The Supreme Court warned the Haryana government on Friday that it will be in "trouble" if it has done "anything" with Aravalli hills or forest area by passing amendments to an Act to allow construction there.
A bench of Justices Arun Mishra and Deepak Gupta observed this after Solicitor General Tushar Mehta, who was appearing for Haryana, said he will satisfy the court that amendments in the Punjab Land Preservation Act (PLPA), 1900 were not done to "help somebody".
"We are concerned with Aravalli. If you are doing anything with Aravalli or Kant Enclave (where the top court had ordered demolition of buildings due to illegal constructions in forest area) you will be in trouble. If you are doing anything with forest, you will be in trouble. We are telling you," the bench told Mr Mehta.
On March 1, the bench had come down heavily on the Haryana government for passing amendments to the law and said the state would not act on it without the court's permission.

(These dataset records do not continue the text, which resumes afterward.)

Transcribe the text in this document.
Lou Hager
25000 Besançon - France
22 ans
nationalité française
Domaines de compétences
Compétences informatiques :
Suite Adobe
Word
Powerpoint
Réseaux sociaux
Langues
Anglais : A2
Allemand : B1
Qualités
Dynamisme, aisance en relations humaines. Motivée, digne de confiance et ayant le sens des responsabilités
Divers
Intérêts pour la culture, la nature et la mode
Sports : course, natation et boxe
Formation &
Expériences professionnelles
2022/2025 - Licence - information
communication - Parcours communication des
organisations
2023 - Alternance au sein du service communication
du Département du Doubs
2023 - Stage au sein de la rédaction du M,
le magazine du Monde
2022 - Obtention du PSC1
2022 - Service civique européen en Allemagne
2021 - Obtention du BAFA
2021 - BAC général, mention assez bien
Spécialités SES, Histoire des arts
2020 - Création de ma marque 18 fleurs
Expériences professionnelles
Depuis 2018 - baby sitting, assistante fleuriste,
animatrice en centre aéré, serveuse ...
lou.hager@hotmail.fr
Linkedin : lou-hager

On February 27, the Haryana Assembly had passed amendments to the Act opening up thousands of acres of land to real estate and other non-forest activity in the area that was protected under it for over a century.
The amendments to the Act were passed by the state assembly amid vociferous protests and walkout by opposition parties.
Haryana Chief Minister M L Khattar had said that the Punjab Land Preservation (Haryana Amendment) Bill, 2019, was the "need of the hour", and had added that it was a "very old" Act and much has changed over a period of time.
This issue has cropped up in the court which is dealing with a matter in which it had earlier directed demolition of illegal constructions in forest area of Aravalli hills in Haryana.
During the brief hearing on Friday, Mehta told the bench that the Assembly has passed the bill but it has not become an Act yet.
He also said that media reports which claimed the amendments was passed by the state government to favour real estate developers were not correct.
"I have examined them (amendments). It does not say what the newspapers have said," he told the bench, adding, "When the matter will come up for hearing, I will be able to satisfy the court that it (amendments) is not for helping somebody".
Mr Mehta told the bench that he will file the copy of the amendments in the court.
The bench has posted the matter for further hearing in the first week of April.
The court was earlier told that despite the Supreme Court order to demolish certain structures in Kant Enclave, the state government has made certain amendments in PLPA to permit construction in the forest area and PLPA region also.
The PLPA was enacted by the then Punjab government in 1900 and it provided for conservation of subsoil water and prevention of erosion in areas found to be subject to erosion or likely to become liable to erosion.
The orders and notifications issued under the provisions of the act extend to approximately 10,945 sq km, accounting roughly for about 25 per cent area of Haryana and it covers, wholly or partly, 14 out of the state's 22 districts.
The top court had in January this year extended till July 31 the deadline for house owners, whose buildings were ordered to be demolished due to illegal constructions in forest area of Aravalli hills, to vacate their premises subject to furnishing of undertaking in this regard.
The court had said the 33 house owners in Faridabad's Kant Enclave, who were earlier directed by the Supreme Court to vacate their premises by March 31, would get time till July 31 if they file undertaking that they would vacate the properties by then.
On September 11 last year, the Supreme Court had termed "frightening" the illegal construction in the forest area of Aravalli hills and directed the Haryana government to demolish the unauthorised structures built there after August 18, 1992.
The court had lashed out at the Haryana government and said the construction activity carried out by R Kant and Company, a private realtor who was a party to the case, was clearly in violation of the August 18, 1992 notification and also in blatant defiance of the court's orders.
The 1992 notification issued under the provisions of the Punjab Land Preservation (PLP) Act had prohibited clearing or breaking up of land not ordinarily under cultivation.